Brexit talks must not drag on, warns Hollande
French President Francois Hollande has warned that the Brexit negotiations should not be allowed to "drag on".
Mr Hollande, who has previously said that withdrawal talks under Article 50 of the Lisbon Treaty "cannot be delayed or cancelled", said: "The sooner the negotiations are open the better, and the shorter the better."
His comments came after German Chancellor Angela Merkel said Britain should "take a moment" to prepare for withdrawal from the European Union and Ms May indicated that she was unlikely to start the two-year process before the end of 2016.
Mr Hollande had his first meeting with Theresa May as UK prime minister yesterday. She travelled to Paris for a working dinner at the Elysee Palace to discuss Britain's plans to quit the EU following last month's referendum.
After talks in Dublin with Taoiseach Enda Kenny, the French president said: "Should the negotiations be shorter? The most important thing is that they should not drag on.
"The sooner the negotiations are open the better, and the shorter the better."
Mr Hollande said that Brexit was "a decision that was taken by the British people" and it was the British people who "will have to bear the consequences".
"Europe will try its best to give its best relationship with the UK," he said.
"But there's a time the politicians have to accept this vote. They have to accept the consequences."
Responding to his comments, Ms May's official spokeswoman said that the Elysee meeting would provide an opportunity for the leaders to "sit down and talk about these issues face to face" and for the PM to set out what her approach will be.
"They have already had a good phone call last week, when she said it was going to take some time to prepare for these negotiations," said the spokeswoman.
The spokeswoman said that Ms May stressed that France is "one of our oldest and most important partners, where the depth of our relationship - particularly on security and defence - is very important for both of us".
She added: "It will be an opportunity to talk about the whole range of important aspects to our bilateral relationship.
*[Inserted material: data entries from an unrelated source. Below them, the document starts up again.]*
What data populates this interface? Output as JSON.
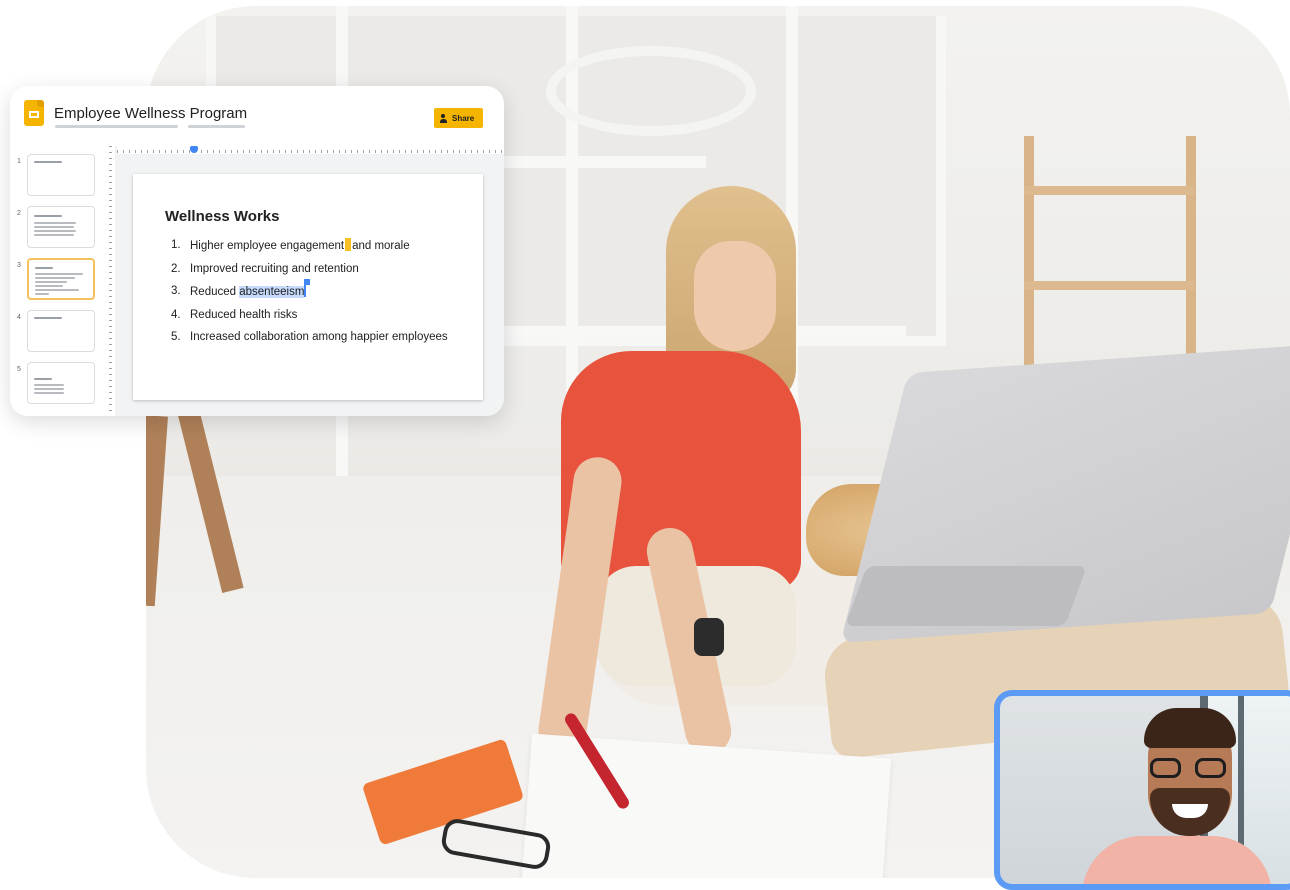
{
  "app": {
    "icon": "slides-logo-icon",
    "doc_title": "Employee Wellness Program",
    "share_label": "Share",
    "accent_color": "#f5b400"
  },
  "filmstrip": {
    "selected": 3,
    "slides": [
      {
        "number": "1"
      },
      {
        "number": "2"
      },
      {
        "number": "3"
      },
      {
        "number": "4"
      },
      {
        "number": "5"
      }
    ]
  },
  "slide": {
    "title": "Wellness Works",
    "items": [
      {
        "num": "1.",
        "text_before": "Higher employee engagement",
        "text_after": "and morale"
      },
      {
        "num": "2.",
        "text": "Improved recruiting and retention"
      },
      {
        "num": "3.",
        "text_before": "Reduced ",
        "highlight": "absenteeism"
      },
      {
        "num": "4.",
        "text": "Reduced health risks"
      },
      {
        "num": "5.",
        "text": "Increased collaboration among happier employees"
      }
    ]
  },
  "video_call": {
    "highlight_color": "#5b9af5"
  }
}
The PM's clear message will be the importance we attach to that relationship.
"We don't think it should be defined by us both being members of the EU. We can have a strong relationship with the UK outside the EU and France inside."
The working dinner came a day after Mrs May's first meeting as PM with German counterpart Mrs Merkel.
At discussions in Berlin, the Chancellor said Britain should "take a moment" over its plans to sever its ties with Brussels but warned against leaving the negotiations "up in the air".
Mrs May insisted that Germany would "remain a vital partner and a special friend for us" after Brexit.
She added: "All of us will need time to prepare for these negotiations and the United Kingdom will not invoke Article 50 until our objectives are clear.
"That is why I have said already that this will not happen before the end of this year.
"I understand this timescale will not please everyone but I think it is important to provide clarity on that now."
Mr Hollande also said that British people living and working in France could stay "as long as they like", adding that he expected a reciprocal agreement to be reached for French citizens in the UK.
There will also be greater cooperation between the nations on security and anti-terror measures, the two leaders agreed, as they met in the wake of the attacks in Nice.
However, the French President also signalled that the UK faces a stark choice over access to the single market.
He said the UK currently had access because it respected the full freedoms of the EU but if it wanted to remain it would have to abide by the full freedoms.They could not be separated.
There is now a choice, he added, to remain in the single market and take free movement or have another status that will be subject to negotiation.
He said there was no doubt the UK would leave the EU but uncertainty triggered by a dragging out of the process would be bad for the whole of the EU and its economy.